A single force produces translation, not rotation. The simplest case is a single force acting on a point mass. There is no rotation. The mass accelerates. F=ma
A rigid body acts as if all its mass is concentrated at a single point, the centre of mass. You see this with gravitation where the force acts as if the mass of the Earth was all at the centre. Applying a single force to a rigid body such that the line of action acts through the c of m has exactly the same effect as if all the mass of the body was at the centre and you were just applying it to a point mass. There is no rotation and the body just has linear motion like a point mass. There is no couple, no torque, no rotation.
In the typical questions where you have moments of forces, you only show one force producing rotation. This is strange as I just said you need two forces
to produce rotation. What is happening in these questions using moments is that you are simplifying the diagram by removing half of the couple.

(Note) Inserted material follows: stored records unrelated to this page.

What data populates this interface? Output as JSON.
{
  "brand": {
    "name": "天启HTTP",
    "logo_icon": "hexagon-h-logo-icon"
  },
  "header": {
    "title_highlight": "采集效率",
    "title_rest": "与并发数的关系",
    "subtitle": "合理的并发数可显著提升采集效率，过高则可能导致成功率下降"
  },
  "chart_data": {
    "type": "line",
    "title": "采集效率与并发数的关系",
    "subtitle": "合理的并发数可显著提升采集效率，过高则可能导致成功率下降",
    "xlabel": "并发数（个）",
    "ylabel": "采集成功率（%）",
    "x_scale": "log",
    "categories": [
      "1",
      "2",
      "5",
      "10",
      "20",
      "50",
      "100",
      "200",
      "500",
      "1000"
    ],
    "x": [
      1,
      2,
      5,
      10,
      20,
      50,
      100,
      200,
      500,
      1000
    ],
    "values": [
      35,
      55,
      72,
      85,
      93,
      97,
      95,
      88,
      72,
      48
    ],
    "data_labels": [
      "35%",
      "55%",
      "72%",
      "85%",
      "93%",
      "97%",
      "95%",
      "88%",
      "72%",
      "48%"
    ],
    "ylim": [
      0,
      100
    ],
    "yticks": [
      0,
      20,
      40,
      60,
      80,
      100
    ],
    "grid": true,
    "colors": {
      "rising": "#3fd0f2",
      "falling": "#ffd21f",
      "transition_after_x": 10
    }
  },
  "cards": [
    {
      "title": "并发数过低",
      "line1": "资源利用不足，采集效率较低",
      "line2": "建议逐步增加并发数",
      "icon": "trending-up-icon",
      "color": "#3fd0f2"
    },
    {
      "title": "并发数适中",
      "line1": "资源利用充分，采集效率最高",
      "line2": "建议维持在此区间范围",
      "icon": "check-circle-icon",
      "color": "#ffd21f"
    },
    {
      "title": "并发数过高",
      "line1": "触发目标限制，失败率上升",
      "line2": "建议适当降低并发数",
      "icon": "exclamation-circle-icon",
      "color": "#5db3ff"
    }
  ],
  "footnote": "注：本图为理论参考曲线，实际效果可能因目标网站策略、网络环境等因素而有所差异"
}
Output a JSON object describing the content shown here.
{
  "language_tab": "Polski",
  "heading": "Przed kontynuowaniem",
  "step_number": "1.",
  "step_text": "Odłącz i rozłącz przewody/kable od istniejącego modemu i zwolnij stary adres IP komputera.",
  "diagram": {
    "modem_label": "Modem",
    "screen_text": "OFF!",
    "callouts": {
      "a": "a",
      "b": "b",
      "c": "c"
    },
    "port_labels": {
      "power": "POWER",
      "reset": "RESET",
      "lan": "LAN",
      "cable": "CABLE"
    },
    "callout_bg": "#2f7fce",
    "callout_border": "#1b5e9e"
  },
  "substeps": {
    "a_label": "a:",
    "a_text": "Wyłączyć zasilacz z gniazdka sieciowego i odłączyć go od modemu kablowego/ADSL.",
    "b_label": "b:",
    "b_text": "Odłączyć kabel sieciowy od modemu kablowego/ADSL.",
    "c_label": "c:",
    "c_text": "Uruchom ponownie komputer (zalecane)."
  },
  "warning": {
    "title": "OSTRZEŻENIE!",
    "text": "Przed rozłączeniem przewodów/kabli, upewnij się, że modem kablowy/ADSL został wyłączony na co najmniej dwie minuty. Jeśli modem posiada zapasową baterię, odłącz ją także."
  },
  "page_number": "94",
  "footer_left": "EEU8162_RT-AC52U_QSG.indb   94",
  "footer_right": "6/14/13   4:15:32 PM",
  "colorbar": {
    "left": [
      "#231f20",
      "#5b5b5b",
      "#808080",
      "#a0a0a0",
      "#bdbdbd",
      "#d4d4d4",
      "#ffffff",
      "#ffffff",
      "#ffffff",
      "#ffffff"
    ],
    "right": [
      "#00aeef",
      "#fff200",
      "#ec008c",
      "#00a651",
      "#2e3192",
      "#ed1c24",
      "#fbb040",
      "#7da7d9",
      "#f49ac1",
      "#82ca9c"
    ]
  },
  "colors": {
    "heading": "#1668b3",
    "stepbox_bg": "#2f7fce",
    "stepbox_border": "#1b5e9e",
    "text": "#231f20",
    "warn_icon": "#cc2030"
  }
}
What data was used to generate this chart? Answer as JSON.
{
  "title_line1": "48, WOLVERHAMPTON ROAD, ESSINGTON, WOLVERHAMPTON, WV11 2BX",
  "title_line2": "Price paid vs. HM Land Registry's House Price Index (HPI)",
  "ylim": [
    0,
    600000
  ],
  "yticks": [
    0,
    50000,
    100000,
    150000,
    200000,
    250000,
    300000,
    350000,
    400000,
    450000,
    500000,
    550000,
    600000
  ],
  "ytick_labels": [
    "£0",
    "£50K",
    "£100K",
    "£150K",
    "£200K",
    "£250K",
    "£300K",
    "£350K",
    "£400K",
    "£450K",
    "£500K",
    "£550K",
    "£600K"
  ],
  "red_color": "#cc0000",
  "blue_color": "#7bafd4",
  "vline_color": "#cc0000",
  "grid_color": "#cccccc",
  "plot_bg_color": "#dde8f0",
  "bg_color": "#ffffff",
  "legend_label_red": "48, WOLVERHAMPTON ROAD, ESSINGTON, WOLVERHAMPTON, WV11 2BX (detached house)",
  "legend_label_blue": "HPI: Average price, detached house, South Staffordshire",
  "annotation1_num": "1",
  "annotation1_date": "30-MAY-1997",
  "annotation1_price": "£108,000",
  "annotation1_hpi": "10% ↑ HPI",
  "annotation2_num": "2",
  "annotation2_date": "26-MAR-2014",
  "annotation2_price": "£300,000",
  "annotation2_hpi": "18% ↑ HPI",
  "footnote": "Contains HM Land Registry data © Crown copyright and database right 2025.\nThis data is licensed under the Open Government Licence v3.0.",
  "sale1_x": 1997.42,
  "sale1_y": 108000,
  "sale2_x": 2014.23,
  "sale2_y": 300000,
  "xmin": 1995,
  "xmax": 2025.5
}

So on a beam where you have two supports (at A and B) applying upwards forces and the weight of the beam W downwards at the c of m as shown here in fig 1
only one of the forces in each couple is shown
. The other force acts at the point you take the moment of the force about. To understand this you need to think of this beam floating in space and the only force on it is the one originally labelled W downwards. fig 2. (The beam wouldn't have weight in space so just imagine someone pushing it there.) To make the beam rotate about the point B you need to apply an equal and opposite force to it at that point and hold B steady. Then you have a couple and rotation is possible. The torque (turning effect) is W x L (the same as if you took the moment of the force W about B). If there is no force acting at B, there is no couple and no turning effect. The object doesn't rotate.
rigid object can only rotate about its centre of mass. This is what the c of m is by definition. It cannot rotate about some other arbitrary point unless you constrain it to do so by applying a force at that point and fixing that point somehow, and applying a couple with a moment about that point.
So in your original question, when you say that the force through the c of m has a moment about some other point in the mass, and therefore the mass can’t be in rotational equilibrium, the fallacy is that in order to have a moment about that point, and a turning effect, there must be a couple. But where is the other force? If there is only one force, there is no couple, no moment and no turning effect.
So the problem arose because you applied the techniques of moments questions (where they work just fine) to the situation where there is only one force. The moment technique is only half the story (literally!) so when you apply it to the case of the force through the centre of mass, you are missing half the story. A single force acting through the c of m doesn't have a moment about some other point in the mass if it’s the only force acting
. You need a second force (at that point) and a couple, to provide a moment (and rotation) about that other point.
I ask that you take some time to read through this carefully a couple of times.
It would also be worth while looking up some of the theory on couple, torque and rotation of a rigid body.
I really don't have the time to go through all of that here.